Spain has been at the forefront of a wave of mergers that’s reshaping Europe’s financial sector as the pandemic fuels loan losses and forces lenders to cut costs. BBVA announced talks after generating billions of euros in cash from the sale of its U.S. business, though Chief Executive Officer Onur Genc said earlier this month the bank was also considering share buybacks and investing in growth projects as alternatives.
BBVA CEO Says Sabadell Deal Just One Option for U.S. Capital
Shares of Sabadell slumped as much as 18% before paring losses to 12.3% at 12:30 p.m. in Madrid trading, while BBVA gained 2.5%. Sabadell’s 6.125% bonds callable in 2022 plunged by almost 7 cents to about 93 cents on the euro following the news.
Talks are unlikely to resume unless BBVA makes a significantly higher offer, a third person said. Another sticking point in the discussions was the distribution of power in the boardroom. Sabadell wanted Chairman Josep Oliu to become a co-chairman of the combined bank, and at least three seats on the board, another person said.
A BBVA spokesman said the talks collapsed over the economic terms and that governance wasn’t an issue.
Sabadell said it will now shift its focus to developing its retail business in Spain and will analyze with its advisers “alternative strategies” for its international assets, including its U.K. unit TSB. TSB has proved a drag on Sabadell earnings ever since it was purchased in 2015 on the cusp of Brexit. A poorly-managed merger of technology platforms proved costly for the bank.
Sabadell had been working with Goldman Sachs Group Inc. in recent months on options including a sale or merger, asset disposals or buying a smaller competitor, people with knowledge of the matter have said. Chairman Oliu last year raised the possibility of selling or merging TSB once it has completed a three-year cost cutting process.
At BBVA, Genc had already tempered expectations, saying last week that the bank wasn’t in a rush and would only pursue a deal that added value for shareholders. Buying Sabadell was just one option for using the capital raised from the disposal of the U.S. business, with stock repurchases also looking appealing given current prices, Genc said at an event in Madrid.
BBVA’s U.S. Sale Adds Firepower for Potential Sabadell Deal
Some at the bank had questioned the logic of exiting the U.S. market, where interest rates are still positive, and using the proceeds to buy into one where rates are likely to stay negative for some time. El Economista reported that Genc has been pushing for BBVA to use some of the capital from the U.S sale to buy the remainder of its Turkish unit, citing people familiar with the matter.

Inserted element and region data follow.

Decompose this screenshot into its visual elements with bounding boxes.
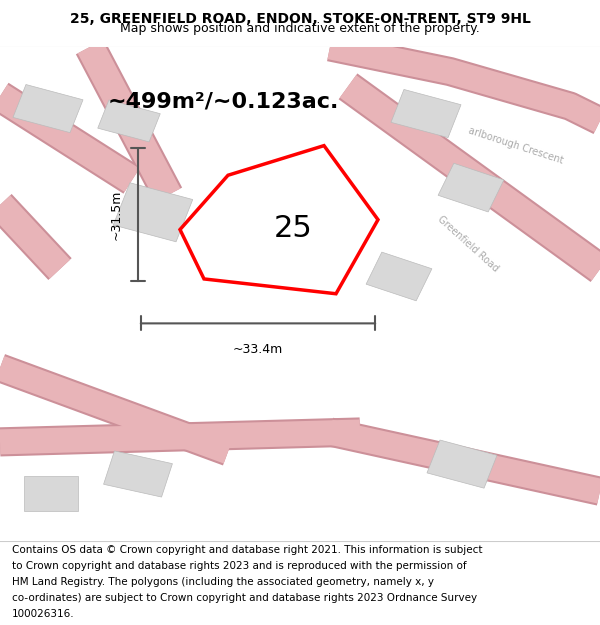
Bar bbox=[13, 84, 83, 132]
Text: ~33.4m: ~33.4m bbox=[233, 343, 283, 356]
Text: ~499m²/~0.123ac.: ~499m²/~0.123ac. bbox=[108, 91, 340, 111]
Text: 25, GREENFIELD ROAD, ENDON, STOKE-ON-TRENT, ST9 9HL: 25, GREENFIELD ROAD, ENDON, STOKE-ON-TRE… bbox=[70, 12, 530, 26]
Text: HM Land Registry. The polygons (including the associated geometry, namely x, y: HM Land Registry. The polygons (includin… bbox=[12, 577, 434, 587]
Text: 25: 25 bbox=[274, 214, 313, 243]
Bar bbox=[98, 100, 160, 142]
Text: ~31.5m: ~31.5m bbox=[110, 189, 123, 240]
Text: co-ordinates) are subject to Crown copyright and database rights 2023 Ordnance S: co-ordinates) are subject to Crown copyr… bbox=[12, 593, 477, 603]
Bar bbox=[427, 440, 497, 488]
Bar bbox=[366, 252, 432, 301]
Text: to Crown copyright and database rights 2023 and is reproduced with the permissio: to Crown copyright and database rights 2… bbox=[12, 561, 467, 571]
Bar bbox=[214, 191, 308, 263]
Text: Greenfield Road: Greenfield Road bbox=[436, 214, 500, 274]
Text: 100026316.: 100026316. bbox=[12, 609, 74, 619]
Bar bbox=[438, 163, 504, 212]
Bar bbox=[113, 182, 193, 242]
Polygon shape bbox=[180, 146, 378, 294]
Bar bbox=[24, 476, 78, 511]
Text: Contains OS data © Crown copyright and database right 2021. This information is : Contains OS data © Crown copyright and d… bbox=[12, 545, 482, 555]
Text: arlborough Crescent: arlborough Crescent bbox=[467, 126, 565, 166]
Bar bbox=[104, 451, 172, 497]
Bar bbox=[391, 89, 461, 138]
Text: Map shows position and indicative extent of the property.: Map shows position and indicative extent… bbox=[120, 22, 480, 35]
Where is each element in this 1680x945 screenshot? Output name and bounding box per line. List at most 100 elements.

BBVA is comfortable with it’s current stake in the unit, which is just below 50%, the spokesman said.
The aborted talks were the third such deal being negotiated among Spanish banks in just three months. CaixaBank SA and Bankia SA shareholders are set to vote on a deal next week, while smaller rivals Unicaja Banco SA and Liberbank SA are also expected to announce soon whether they will choose to combine.

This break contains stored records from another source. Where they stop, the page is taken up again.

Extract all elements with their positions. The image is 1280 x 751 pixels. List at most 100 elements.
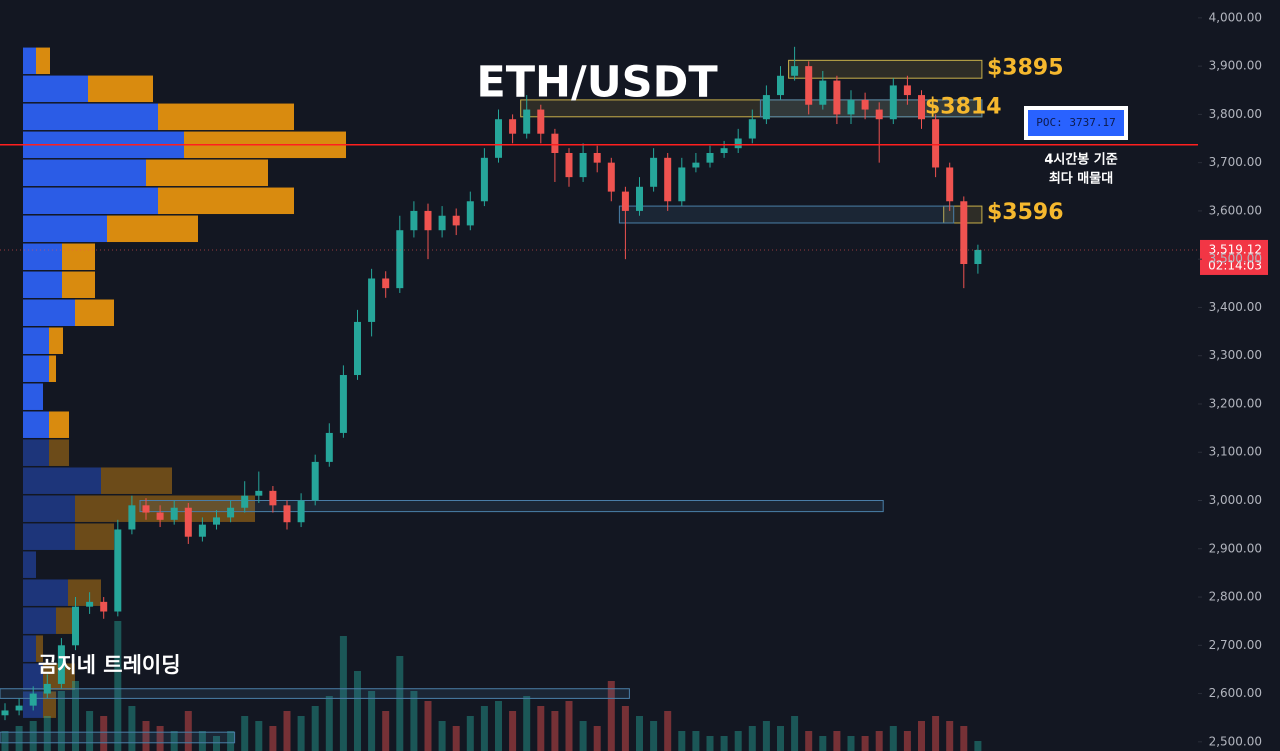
candle-body bbox=[903, 85, 911, 96]
profile-sell bbox=[49, 327, 63, 354]
volume-bar bbox=[974, 741, 982, 751]
volume-bar bbox=[833, 731, 841, 751]
y-tick-label: 3,700.00 bbox=[1209, 155, 1262, 169]
profile-buy bbox=[23, 411, 49, 438]
poc-label: POC: 3737.17 bbox=[1036, 116, 1115, 129]
candle-body bbox=[932, 119, 940, 168]
candle-body bbox=[636, 186, 643, 211]
candle-body bbox=[791, 66, 799, 76]
y-tick-label: 3,600.00 bbox=[1209, 203, 1262, 217]
candle-body bbox=[621, 191, 629, 211]
candle-body bbox=[128, 505, 136, 530]
candle-body bbox=[748, 119, 756, 139]
profile-sell bbox=[146, 159, 268, 187]
profile-sell bbox=[62, 243, 95, 271]
profile-sell bbox=[68, 579, 101, 606]
candle-body bbox=[678, 167, 686, 202]
profile-buy bbox=[23, 467, 101, 494]
volume-bar bbox=[734, 731, 742, 751]
profile-buy bbox=[23, 635, 36, 662]
candle-body bbox=[410, 210, 418, 231]
candle-body bbox=[918, 95, 925, 120]
price-annotation: $3895 bbox=[987, 56, 1064, 81]
volume-bar bbox=[466, 716, 474, 751]
volume-bar bbox=[142, 721, 150, 751]
candle-body bbox=[255, 490, 263, 496]
candle-body bbox=[382, 278, 390, 289]
price-annotation: $3814 bbox=[925, 95, 1002, 120]
volume-bar bbox=[297, 716, 305, 751]
y-tick-label: 3,100.00 bbox=[1209, 445, 1262, 459]
y-tick-label: 3,900.00 bbox=[1209, 59, 1262, 73]
candle-body bbox=[960, 201, 968, 265]
volume-bar bbox=[480, 706, 488, 751]
poc-note: 최다 매물대 bbox=[1049, 171, 1113, 187]
volume-bar bbox=[495, 701, 502, 751]
profile-sell bbox=[56, 607, 75, 634]
candle-body bbox=[847, 99, 855, 115]
volume-bar bbox=[889, 726, 897, 751]
volume-bar bbox=[509, 711, 517, 751]
volume-bar bbox=[946, 721, 954, 751]
candle-body bbox=[170, 507, 178, 520]
profile-buy bbox=[23, 579, 68, 606]
volume-bar bbox=[678, 731, 686, 751]
volume-bar bbox=[551, 711, 559, 751]
candle-body bbox=[664, 157, 672, 202]
volume-bar bbox=[565, 701, 573, 751]
volume-bar bbox=[354, 671, 361, 751]
candle-body bbox=[142, 505, 150, 513]
candle-body bbox=[114, 529, 122, 612]
volume-bar bbox=[255, 721, 263, 751]
profile-sell bbox=[101, 467, 172, 494]
volume-bar bbox=[368, 691, 376, 751]
volume-bar bbox=[607, 681, 615, 751]
profile-buy bbox=[23, 523, 75, 550]
volume-bar bbox=[325, 696, 333, 751]
volume-bar bbox=[791, 716, 799, 751]
volume-bar bbox=[847, 736, 855, 751]
zone bbox=[759, 99, 983, 118]
candle-body bbox=[607, 162, 615, 192]
volume-bar bbox=[664, 711, 672, 751]
candle-body bbox=[861, 99, 869, 110]
profile-buy bbox=[23, 439, 49, 466]
candle-body bbox=[100, 601, 108, 612]
profile-buy bbox=[23, 495, 75, 522]
candle-body bbox=[297, 500, 305, 523]
y-tick-label: 4,000.00 bbox=[1209, 10, 1262, 24]
candle-body bbox=[805, 66, 813, 105]
candle-body bbox=[269, 490, 277, 506]
candle-body bbox=[311, 461, 319, 501]
volume-bar bbox=[382, 711, 390, 751]
volume-bar bbox=[438, 721, 446, 751]
volume-bar bbox=[819, 736, 827, 751]
profile-sell bbox=[49, 439, 69, 466]
candle-body bbox=[650, 157, 658, 187]
volume-bar bbox=[57, 691, 65, 751]
candle-body bbox=[354, 321, 361, 376]
poc-box bbox=[1028, 110, 1124, 136]
volume-bar bbox=[706, 736, 714, 751]
y-tick-label: 3,400.00 bbox=[1209, 300, 1262, 314]
volume-bar bbox=[805, 731, 813, 751]
candle-body bbox=[72, 606, 79, 646]
profile-sell bbox=[88, 75, 153, 103]
profile-buy bbox=[23, 75, 88, 103]
volume-bar bbox=[198, 731, 206, 751]
profile-buy bbox=[23, 299, 75, 327]
candle-body bbox=[946, 167, 954, 202]
y-tick-label: 2,500.00 bbox=[1209, 734, 1262, 748]
volume-bar bbox=[396, 656, 404, 751]
candle-body bbox=[974, 249, 982, 265]
candle-body bbox=[1, 710, 9, 716]
candle-body bbox=[339, 375, 347, 433]
profile-buy bbox=[23, 187, 158, 215]
candle-body bbox=[833, 80, 841, 115]
watermark: 곰지네 트레이딩 bbox=[38, 653, 181, 677]
volume-bar bbox=[213, 736, 220, 751]
chart-title: ETH/USDT bbox=[476, 58, 718, 108]
profile-buy bbox=[23, 103, 158, 131]
volume-bar bbox=[283, 711, 291, 751]
profile-sell bbox=[75, 523, 114, 550]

Spanish banks, heavily dependent on mortgage lending, are looking for ways to lower costs as negative interest rates weigh on income from loans. The country’s economy, with its reliance on tourism, has been particularly affected by the lockdowns and travel bans imposed to fight the pandemic.
Sabadell was already in the process of negotiation about 2,000 job cuts with Spanish unions before the deal was announced. BBVA has been gradually trimming the size of its workforce over the past year, cutting almost 2,000 jobs.